Saisine du Conseil de sécurité de l’ONU par le Mali : Le crime restera-t-il impuni ?

La raison du plus fort est toujours la meilleure“, disait Jean de la Fontaine. Cet adage ne sied-t- il pas aux différends qui opposent aujourd’hui les autorités françaises à celles du Mali ?

En effet, depuis le lundi 15 août 2022, le Mali a porté plainte contre la France devant le Conseil de sécurité des Nations unies pour violation de son espace aérien, l’atteinte à sa souveraineté et soutien aux groupes terroristes. Malgré le caractère gravicisme de l’accusation, le Conseil de sécurité, sans pourtant opposer une fin de non-recevoir, a tout simplement choisi de faire la sourde oreille.

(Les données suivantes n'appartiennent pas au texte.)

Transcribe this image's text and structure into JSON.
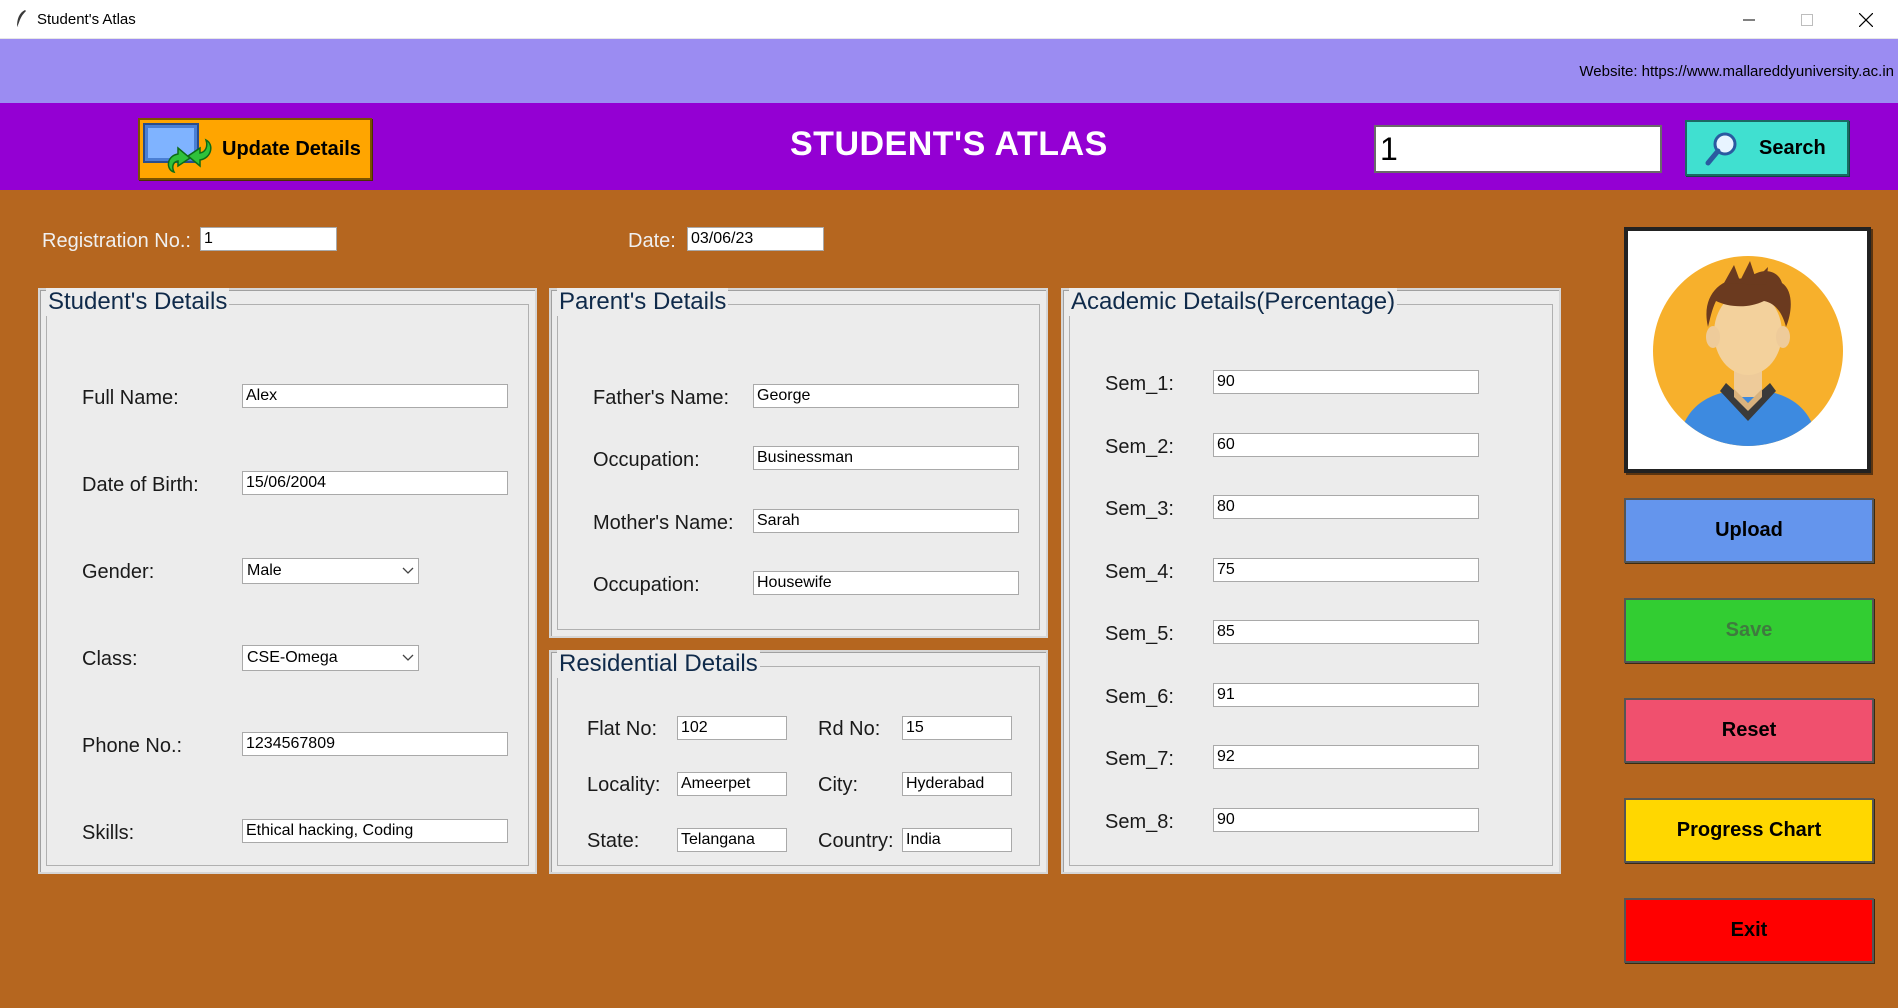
{
  "window": {
    "title": "Student's Atlas"
  },
  "banner": {
    "website": "Website: https://www.mallareddyuniversity.ac.in"
  },
  "header": {
    "update_label": "Update Details",
    "title": "STUDENT'S ATLAS",
    "search_value": "1",
    "search_label": "Search"
  },
  "top": {
    "reg_label": "Registration No.:",
    "reg_value": "1",
    "date_label": "Date:",
    "date_value": "03/06/23"
  },
  "student": {
    "title": "Student's Details",
    "fullname_label": "Full Name:",
    "fullname": "Alex",
    "dob_label": "Date of Birth:",
    "dob": "15/06/2004",
    "gender_label": "Gender:",
    "gender": "Male",
    "class_label": "Class:",
    "class": "CSE-Omega",
    "phone_label": "Phone No.:",
    "phone": "1234567809",
    "skills_label": "Skills:",
    "skills": "Ethical hacking, Coding"
  },
  "parent": {
    "title": "Parent's Details",
    "father_label": "Father's Name:",
    "father": "George",
    "focc_label": "Occupation:",
    "focc": "Businessman",
    "mother_label": "Mother's Name:",
    "mother": "Sarah",
    "mocc_label": "Occupation:",
    "mocc": "Housewife"
  },
  "residential": {
    "title": "Residential Details",
    "flat_label": "Flat No:",
    "flat": "102",
    "rd_label": "Rd No:",
    "rd": "15",
    "locality_label": "Locality:",
    "locality": "Ameerpet",
    "city_label": "City:",
    "city": "Hyderabad",
    "state_label": "State:",
    "state": "Telangana",
    "country_label": "Country:",
    "country": "India"
  },
  "academic": {
    "title": "Academic Details(Percentage)",
    "sems": [
      {
        "label": "Sem_1:",
        "value": "90"
      },
      {
        "label": "Sem_2:",
        "value": "60"
      },
      {
        "label": "Sem_3:",
        "value": "80"
      },
      {
        "label": "Sem_4:",
        "value": "75"
      },
      {
        "label": "Sem_5:",
        "value": "85"
      },
      {
        "label": "Sem_6:",
        "value": "91"
      },
      {
        "label": "Sem_7:",
        "value": "92"
      },
      {
        "label": "Sem_8:",
        "value": "90"
      }
    ]
  },
  "actions": {
    "upload": "Upload",
    "save": "Save",
    "reset": "Reset",
    "progress": "Progress Chart",
    "exit": "Exit"
  },
  "colors": {
    "background": "#b5661f",
    "banner": "#9b8cf2",
    "header": "#9400d3",
    "update": "#ffa500",
    "search": "#40e0d0",
    "upload": "#6495ed",
    "save": "#32cd32",
    "reset": "#f0506e",
    "progress": "#ffd700",
    "exit": "#ff0000"
  }
}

Une première dans l’histoire des relations internationales qu’une ancienne colonie appelle à la barre devant le Conseil de sécurité de l’Organisation des Nations unies (ONU), son ancien colonisateur pour des actes qualifiables de crimes. Le monde entier était curieux de savoir le fond de ces problèmes et la réponse de l’ONU à cette plainte du Mali. Mais hélas ! Pour les plus curieux, l’attente sera encore plus longue qu’ils ne s’attendaient.  Car, malgré la persistance de l’État du Mali, le Conseil de sécurité, chargé de garantir les libertés fondamentales et les droits fondamentaux de tous les peuples, gage d’une paix mondiale, ne semble pas être intéressé par l’affaire. Ce qui laisse perplexe bon nombre de gens qui avaient foi à la justice onusienne.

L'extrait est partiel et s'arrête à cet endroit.